I need to process some infinitive incoming stream and send results to some external server, for example via REST. I need a "Exactly-once" guarantee. Can I achieve this with hazelcast jet?

The docs says

As of version 0.6, Hazelcast Jet supports exactly-once processing with the source being either a Hazelcast IMap or a Kafka topic, and the sink being a Hazelcast IMap.

It's ok for me to use IMap as a sink, but I'm confused how to "extract" new data from it. Is there any "exactly-once" IMap event listener?

1

1 Answers

3
votes

Fault tolerance never provides "execute exactly once" guarantee, this is not possible. If a cluster member crashes, you don't know whether it executed the REST operation or not. Even if the REST operation itself failed, it might have been executed remotely, but the response delivery failed - you don't know.

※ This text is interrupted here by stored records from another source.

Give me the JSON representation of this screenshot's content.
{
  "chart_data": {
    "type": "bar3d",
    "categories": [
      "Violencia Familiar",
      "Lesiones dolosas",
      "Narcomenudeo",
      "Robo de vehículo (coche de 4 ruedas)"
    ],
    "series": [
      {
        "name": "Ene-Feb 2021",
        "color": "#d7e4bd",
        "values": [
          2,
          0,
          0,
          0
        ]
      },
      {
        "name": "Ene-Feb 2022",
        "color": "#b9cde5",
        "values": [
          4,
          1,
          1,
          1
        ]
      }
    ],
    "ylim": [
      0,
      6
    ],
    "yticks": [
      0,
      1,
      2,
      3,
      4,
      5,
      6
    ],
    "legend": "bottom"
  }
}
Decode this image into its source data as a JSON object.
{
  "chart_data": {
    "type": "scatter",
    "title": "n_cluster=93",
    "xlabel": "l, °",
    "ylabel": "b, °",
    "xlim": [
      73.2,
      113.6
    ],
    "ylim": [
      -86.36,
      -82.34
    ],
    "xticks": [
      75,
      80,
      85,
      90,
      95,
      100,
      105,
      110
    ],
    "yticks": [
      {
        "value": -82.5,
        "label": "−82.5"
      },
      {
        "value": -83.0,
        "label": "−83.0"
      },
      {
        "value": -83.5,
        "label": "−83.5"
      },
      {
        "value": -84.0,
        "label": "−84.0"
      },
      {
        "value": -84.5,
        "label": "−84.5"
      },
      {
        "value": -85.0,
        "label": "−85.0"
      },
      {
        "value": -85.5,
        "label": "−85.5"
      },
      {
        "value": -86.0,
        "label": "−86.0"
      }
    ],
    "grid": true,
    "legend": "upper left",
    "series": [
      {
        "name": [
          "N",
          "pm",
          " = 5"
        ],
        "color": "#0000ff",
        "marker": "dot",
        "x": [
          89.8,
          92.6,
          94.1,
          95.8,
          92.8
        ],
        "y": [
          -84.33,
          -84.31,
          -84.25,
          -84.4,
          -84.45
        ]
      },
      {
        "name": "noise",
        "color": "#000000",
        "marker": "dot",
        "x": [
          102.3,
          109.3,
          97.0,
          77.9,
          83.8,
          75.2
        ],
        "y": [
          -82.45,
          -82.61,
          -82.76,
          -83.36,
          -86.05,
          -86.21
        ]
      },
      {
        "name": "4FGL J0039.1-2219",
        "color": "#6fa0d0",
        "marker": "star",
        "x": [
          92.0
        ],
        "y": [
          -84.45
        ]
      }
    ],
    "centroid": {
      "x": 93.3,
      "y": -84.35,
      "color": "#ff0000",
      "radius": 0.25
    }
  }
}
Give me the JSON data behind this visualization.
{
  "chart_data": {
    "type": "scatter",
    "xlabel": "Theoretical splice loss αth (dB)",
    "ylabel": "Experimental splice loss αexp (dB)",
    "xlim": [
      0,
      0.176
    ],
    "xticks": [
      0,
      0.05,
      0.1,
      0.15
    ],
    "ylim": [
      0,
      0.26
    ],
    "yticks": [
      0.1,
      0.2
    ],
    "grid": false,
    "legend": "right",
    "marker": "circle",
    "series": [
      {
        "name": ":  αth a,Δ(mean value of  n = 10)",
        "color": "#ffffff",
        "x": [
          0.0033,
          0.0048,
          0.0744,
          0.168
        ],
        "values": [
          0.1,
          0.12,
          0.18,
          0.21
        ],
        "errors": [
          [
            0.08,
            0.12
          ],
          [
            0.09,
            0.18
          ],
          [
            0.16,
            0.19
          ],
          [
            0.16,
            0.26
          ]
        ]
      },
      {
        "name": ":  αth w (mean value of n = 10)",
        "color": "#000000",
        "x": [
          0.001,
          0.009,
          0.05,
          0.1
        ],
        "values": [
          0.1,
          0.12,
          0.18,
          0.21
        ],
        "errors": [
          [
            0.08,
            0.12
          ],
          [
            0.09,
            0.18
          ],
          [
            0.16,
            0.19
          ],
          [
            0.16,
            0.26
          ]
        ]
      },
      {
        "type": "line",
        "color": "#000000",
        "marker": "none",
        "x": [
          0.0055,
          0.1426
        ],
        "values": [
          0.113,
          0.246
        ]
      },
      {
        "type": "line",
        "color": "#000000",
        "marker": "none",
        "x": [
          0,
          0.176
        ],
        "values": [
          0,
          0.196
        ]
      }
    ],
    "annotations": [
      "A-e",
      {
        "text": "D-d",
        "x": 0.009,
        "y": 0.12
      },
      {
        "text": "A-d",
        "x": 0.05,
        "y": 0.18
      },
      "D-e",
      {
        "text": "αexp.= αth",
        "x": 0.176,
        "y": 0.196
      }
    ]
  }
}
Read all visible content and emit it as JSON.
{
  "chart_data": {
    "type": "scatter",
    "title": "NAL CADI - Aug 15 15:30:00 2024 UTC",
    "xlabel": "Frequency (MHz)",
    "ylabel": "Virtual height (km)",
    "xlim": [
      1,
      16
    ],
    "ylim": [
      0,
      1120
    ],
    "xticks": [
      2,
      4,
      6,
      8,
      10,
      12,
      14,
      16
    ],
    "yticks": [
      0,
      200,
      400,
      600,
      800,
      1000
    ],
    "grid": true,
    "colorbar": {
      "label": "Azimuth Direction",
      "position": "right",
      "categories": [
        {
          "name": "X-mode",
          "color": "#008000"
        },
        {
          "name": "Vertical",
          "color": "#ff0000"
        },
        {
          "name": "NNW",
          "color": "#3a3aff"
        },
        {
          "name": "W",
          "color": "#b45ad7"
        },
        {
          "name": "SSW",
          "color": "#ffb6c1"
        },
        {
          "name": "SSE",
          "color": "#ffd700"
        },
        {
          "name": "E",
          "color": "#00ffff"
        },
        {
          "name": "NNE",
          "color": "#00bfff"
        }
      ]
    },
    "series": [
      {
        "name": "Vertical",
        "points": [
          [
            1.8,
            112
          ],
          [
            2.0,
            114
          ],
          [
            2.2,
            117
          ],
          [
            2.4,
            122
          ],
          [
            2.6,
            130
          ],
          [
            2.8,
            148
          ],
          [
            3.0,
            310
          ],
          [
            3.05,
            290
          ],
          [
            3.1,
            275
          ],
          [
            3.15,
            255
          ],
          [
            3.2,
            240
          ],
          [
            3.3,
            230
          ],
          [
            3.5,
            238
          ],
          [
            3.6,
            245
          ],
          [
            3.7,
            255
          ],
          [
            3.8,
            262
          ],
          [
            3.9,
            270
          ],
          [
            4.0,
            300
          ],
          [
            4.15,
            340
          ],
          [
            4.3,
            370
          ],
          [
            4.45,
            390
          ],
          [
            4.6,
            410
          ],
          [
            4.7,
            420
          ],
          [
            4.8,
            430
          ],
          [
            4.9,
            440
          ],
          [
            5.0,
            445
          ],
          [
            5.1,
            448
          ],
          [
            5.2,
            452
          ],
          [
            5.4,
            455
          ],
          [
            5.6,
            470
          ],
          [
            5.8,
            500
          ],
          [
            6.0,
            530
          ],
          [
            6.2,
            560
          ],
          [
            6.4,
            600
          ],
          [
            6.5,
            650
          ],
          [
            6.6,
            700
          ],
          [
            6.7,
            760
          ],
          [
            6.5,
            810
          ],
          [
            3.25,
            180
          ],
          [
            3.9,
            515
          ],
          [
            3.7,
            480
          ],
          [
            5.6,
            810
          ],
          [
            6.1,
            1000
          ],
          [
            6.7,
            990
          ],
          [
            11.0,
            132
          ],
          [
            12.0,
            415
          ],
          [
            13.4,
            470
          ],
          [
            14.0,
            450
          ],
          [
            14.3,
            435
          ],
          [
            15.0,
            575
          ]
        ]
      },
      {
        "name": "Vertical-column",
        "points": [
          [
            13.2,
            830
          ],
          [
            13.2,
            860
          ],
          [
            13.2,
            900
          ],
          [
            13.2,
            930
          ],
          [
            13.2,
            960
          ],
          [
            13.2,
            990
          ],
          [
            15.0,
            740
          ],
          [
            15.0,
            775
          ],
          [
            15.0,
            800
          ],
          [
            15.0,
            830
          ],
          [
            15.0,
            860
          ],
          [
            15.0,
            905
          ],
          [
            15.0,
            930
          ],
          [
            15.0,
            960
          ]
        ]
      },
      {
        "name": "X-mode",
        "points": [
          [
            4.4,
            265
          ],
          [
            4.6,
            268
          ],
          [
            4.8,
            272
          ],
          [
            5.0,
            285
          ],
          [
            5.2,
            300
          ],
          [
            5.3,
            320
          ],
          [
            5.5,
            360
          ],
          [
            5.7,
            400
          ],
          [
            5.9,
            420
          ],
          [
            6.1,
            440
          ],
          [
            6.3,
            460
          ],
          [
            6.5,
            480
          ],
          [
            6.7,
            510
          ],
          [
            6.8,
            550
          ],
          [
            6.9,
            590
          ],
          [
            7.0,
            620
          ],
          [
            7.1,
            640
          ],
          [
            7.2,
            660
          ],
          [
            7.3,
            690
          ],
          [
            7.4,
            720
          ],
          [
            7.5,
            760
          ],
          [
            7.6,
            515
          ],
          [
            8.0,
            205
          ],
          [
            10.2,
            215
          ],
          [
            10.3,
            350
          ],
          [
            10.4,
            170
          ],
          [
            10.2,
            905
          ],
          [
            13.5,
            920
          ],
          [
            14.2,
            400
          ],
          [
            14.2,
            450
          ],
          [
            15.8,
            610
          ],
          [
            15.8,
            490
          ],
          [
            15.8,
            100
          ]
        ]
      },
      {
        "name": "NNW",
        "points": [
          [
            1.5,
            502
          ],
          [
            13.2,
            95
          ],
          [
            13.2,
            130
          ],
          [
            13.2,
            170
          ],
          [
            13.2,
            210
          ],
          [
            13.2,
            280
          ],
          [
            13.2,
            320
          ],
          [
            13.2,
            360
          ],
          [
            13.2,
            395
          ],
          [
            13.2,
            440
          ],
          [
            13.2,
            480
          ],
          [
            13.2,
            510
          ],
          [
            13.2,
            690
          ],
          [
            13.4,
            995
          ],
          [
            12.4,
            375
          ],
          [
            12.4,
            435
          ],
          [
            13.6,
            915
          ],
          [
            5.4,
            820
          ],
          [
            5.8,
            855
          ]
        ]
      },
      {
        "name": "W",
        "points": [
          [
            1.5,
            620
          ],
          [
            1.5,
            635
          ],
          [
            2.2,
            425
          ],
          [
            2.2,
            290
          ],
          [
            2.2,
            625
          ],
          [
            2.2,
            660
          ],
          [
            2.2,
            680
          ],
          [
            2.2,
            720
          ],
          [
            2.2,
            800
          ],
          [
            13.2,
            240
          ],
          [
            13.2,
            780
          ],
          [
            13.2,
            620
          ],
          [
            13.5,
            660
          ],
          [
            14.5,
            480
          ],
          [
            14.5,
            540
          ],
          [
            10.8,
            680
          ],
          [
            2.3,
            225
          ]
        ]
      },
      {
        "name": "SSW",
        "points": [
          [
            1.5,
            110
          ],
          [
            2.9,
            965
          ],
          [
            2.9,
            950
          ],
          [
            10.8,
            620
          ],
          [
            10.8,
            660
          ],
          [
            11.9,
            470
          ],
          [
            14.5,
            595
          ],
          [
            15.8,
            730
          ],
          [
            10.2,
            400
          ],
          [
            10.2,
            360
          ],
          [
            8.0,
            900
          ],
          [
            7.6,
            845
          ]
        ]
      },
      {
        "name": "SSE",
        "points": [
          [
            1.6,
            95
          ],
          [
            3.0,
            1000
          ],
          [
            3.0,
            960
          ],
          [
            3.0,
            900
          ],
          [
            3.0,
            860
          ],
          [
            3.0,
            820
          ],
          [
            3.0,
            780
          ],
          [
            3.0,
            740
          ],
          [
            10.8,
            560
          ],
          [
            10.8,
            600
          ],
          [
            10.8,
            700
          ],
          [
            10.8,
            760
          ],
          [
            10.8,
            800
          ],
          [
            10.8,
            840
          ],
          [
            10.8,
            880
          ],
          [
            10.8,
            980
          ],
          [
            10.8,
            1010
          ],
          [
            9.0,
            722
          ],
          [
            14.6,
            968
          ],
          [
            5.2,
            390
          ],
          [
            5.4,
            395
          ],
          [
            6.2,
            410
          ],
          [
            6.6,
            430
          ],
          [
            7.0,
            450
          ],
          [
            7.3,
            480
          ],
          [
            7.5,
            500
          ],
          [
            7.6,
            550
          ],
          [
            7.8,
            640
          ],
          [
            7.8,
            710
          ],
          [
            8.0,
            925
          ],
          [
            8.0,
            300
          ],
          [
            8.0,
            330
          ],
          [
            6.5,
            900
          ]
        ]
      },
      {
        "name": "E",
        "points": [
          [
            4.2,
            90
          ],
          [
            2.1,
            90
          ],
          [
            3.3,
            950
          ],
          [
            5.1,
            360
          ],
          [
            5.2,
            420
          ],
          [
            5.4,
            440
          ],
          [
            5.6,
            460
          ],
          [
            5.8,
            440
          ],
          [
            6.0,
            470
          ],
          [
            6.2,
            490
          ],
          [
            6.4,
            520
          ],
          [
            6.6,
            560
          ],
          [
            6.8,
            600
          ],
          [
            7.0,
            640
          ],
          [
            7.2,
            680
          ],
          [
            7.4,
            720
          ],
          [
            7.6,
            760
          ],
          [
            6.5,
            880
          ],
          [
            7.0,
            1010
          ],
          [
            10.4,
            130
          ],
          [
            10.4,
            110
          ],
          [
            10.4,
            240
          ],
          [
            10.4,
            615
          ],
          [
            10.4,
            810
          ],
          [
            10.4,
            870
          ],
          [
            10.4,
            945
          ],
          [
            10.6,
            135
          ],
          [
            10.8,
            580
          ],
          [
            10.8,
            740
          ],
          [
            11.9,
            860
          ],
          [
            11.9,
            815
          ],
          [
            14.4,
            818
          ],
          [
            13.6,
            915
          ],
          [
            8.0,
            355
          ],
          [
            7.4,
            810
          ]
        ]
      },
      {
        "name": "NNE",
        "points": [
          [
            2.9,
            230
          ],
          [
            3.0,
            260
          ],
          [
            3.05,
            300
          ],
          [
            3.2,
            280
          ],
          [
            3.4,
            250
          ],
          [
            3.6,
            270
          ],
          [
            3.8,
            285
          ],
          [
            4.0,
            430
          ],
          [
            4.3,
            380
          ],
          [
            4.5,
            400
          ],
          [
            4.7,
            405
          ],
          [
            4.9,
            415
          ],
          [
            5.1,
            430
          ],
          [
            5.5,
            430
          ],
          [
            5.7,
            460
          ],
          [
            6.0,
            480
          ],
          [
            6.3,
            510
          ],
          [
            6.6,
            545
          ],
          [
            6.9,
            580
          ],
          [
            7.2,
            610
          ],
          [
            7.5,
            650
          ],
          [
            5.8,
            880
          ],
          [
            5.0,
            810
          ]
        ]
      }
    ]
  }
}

Rather, if operations fail, they are retried. Internal Jet vertices, such as the window accumulators, save all state to snapshot. In other words, there is no state of that vertices that is not saved to the snapshot. So, if a job is restarted, the actions that were performed after the last snapshot are discarded and the state is restored as if that actions were never performed. That's why we can call it "exactly once".

However, this is not generally possible with sinks: if we execute a REST operation, there's no way to reset the remote side to a state as if the operation was never executed. If there was, you can write an exactly-once sink.

We call the IMap sink exactly-once because if you execute map.put("key", "value") multiple times, the value for key "key" will still be "value". This is called idempotence. Even though the put operation might be executed multiple times, the effect is as if it was executed once.

Idempotence might be the way to go for your REST service. It can be implemented, for example, by ignoring duplicates. There's no way to solve it with IMap: even if you were somehow able to "listen exactly once", the REST operation might fail and you don't know for sure whether it was executed on the remote side or not.